Elements Contributing to Accidents
For a fire to start on a vessel, a source of ignition is needed. Also, combustible materials must be present, and both need exposure to air. The most common area for a fire to occur is in the engine room, particularly in areas that are not insulated, and hot. Oil leaks are often involved.
Fires also occur in cargo areas. Many types of materials can be problematic, and even a lit cigarette may be all that is needed to provide a source of ignition. Most of the time, fire situations occur when a ship is at sea, and just a fraction of them happen while the vessel is in a shipyard or drydock.

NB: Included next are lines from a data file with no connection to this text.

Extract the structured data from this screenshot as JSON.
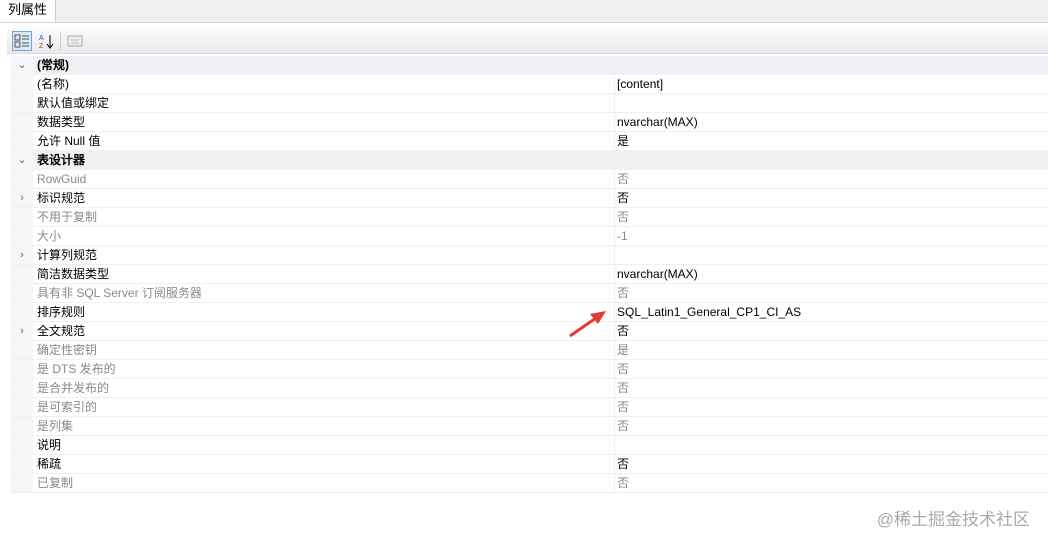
{
  "tab": "列属性",
  "toolbar": {
    "categorized": "categorized-icon",
    "alphabetical": "sort-az-icon",
    "pages": "property-pages-icon"
  },
  "rows": [
    {
      "name": "(常规)",
      "value": "",
      "type": "category",
      "expand": "⌄"
    },
    {
      "name": "(名称)",
      "value": "[content]",
      "type": "normal",
      "expand": ""
    },
    {
      "name": "默认值或绑定",
      "value": "",
      "type": "normal",
      "expand": ""
    },
    {
      "name": "数据类型",
      "value": "nvarchar(MAX)",
      "type": "normal",
      "expand": ""
    },
    {
      "name": "允许 Null 值",
      "value": "是",
      "type": "normal",
      "expand": ""
    },
    {
      "name": "表设计器",
      "value": "",
      "type": "category",
      "expand": "⌄"
    },
    {
      "name": "RowGuid",
      "value": "否",
      "type": "gray",
      "expand": ""
    },
    {
      "name": "标识规范",
      "value": "否",
      "type": "normal",
      "expand": "›"
    },
    {
      "name": "不用于复制",
      "value": "否",
      "type": "gray",
      "expand": ""
    },
    {
      "name": "大小",
      "value": "-1",
      "type": "gray",
      "expand": ""
    },
    {
      "name": "计算列规范",
      "value": "",
      "type": "normal",
      "expand": "›"
    },
    {
      "name": "简洁数据类型",
      "value": "nvarchar(MAX)",
      "type": "normal",
      "expand": ""
    },
    {
      "name": "具有非 SQL Server 订阅服务器",
      "value": "否",
      "type": "gray",
      "expand": ""
    },
    {
      "name": "排序规则",
      "value": "SQL_Latin1_General_CP1_CI_AS",
      "type": "normal",
      "expand": ""
    },
    {
      "name": "全文规范",
      "value": "否",
      "type": "normal",
      "expand": "›"
    },
    {
      "name": "确定性密钥",
      "value": "是",
      "type": "gray",
      "expand": ""
    },
    {
      "name": "是 DTS 发布的",
      "value": "否",
      "type": "gray",
      "expand": ""
    },
    {
      "name": "是合并发布的",
      "value": "否",
      "type": "gray",
      "expand": ""
    },
    {
      "name": "是可索引的",
      "value": "否",
      "type": "gray",
      "expand": ""
    },
    {
      "name": "是列集",
      "value": "否",
      "type": "gray",
      "expand": ""
    },
    {
      "name": "说明",
      "value": "",
      "type": "normal",
      "expand": ""
    },
    {
      "name": "稀疏",
      "value": "否",
      "type": "normal",
      "expand": ""
    },
    {
      "name": "已复制",
      "value": "否",
      "type": "gray",
      "expand": ""
    }
  ],
  "watermark": "@稀土掘金技术社区",
  "colors": {
    "arrow": "#e53935"
  }
}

Hot work is a major source of concern. Fire and explosion hazards are created by welding, burning, and cutting, as well as abrasive blasting. Anything that produces heat in a confined space can be potentially dangerous. Various OSHA guidelines cover how to prepare spaces for hot work, test and certify equipment and spaces by individuals such as marine chemists, and maintain safe operations and conditions. Even adjacent spaces require evaluation because nearby hot work can cause a fire or explosion.
Preventative measures begin with machinery. All areas around machines should be kept clean, and crews should ensure there are no oil leaks nearby. Other routine maintenance activities include checking pipes and fittings, repairing any that need to be, and shielding high-pressure fuel oil pipes. Hot surfaces should be insulated to prevent the transfer of heat that can cause ignition.
Incidents can also be prevented by establishing designated areas for storing combustible materials. Valves, fire dampers, and electrical connections and contactors should be tested and checked. Crews should also test fire alarms, so they’ll be alerted to dangerous conditions in an engine room or other areas.
In a cargo hold, no one should be allowed to smoke, whether it is in the cargo hold, a container, or open hatchway. If materials prone to ignition are being transported, temperatures should be monitored, and crews should also avoid unnecessary ventilation. In addition to national procedural and safety regulations, crews must follow the International Maritime Dangerous Goods code, especially when stowing, separating, and lashing hazardous goods and materials.
Various maritime laws protect those injured or killed while working. If a fire/explosion is caused by the actions or negligence of a vessel owner or other party, they may be held accountable under the law, and be required to compensate the injured victim or their families.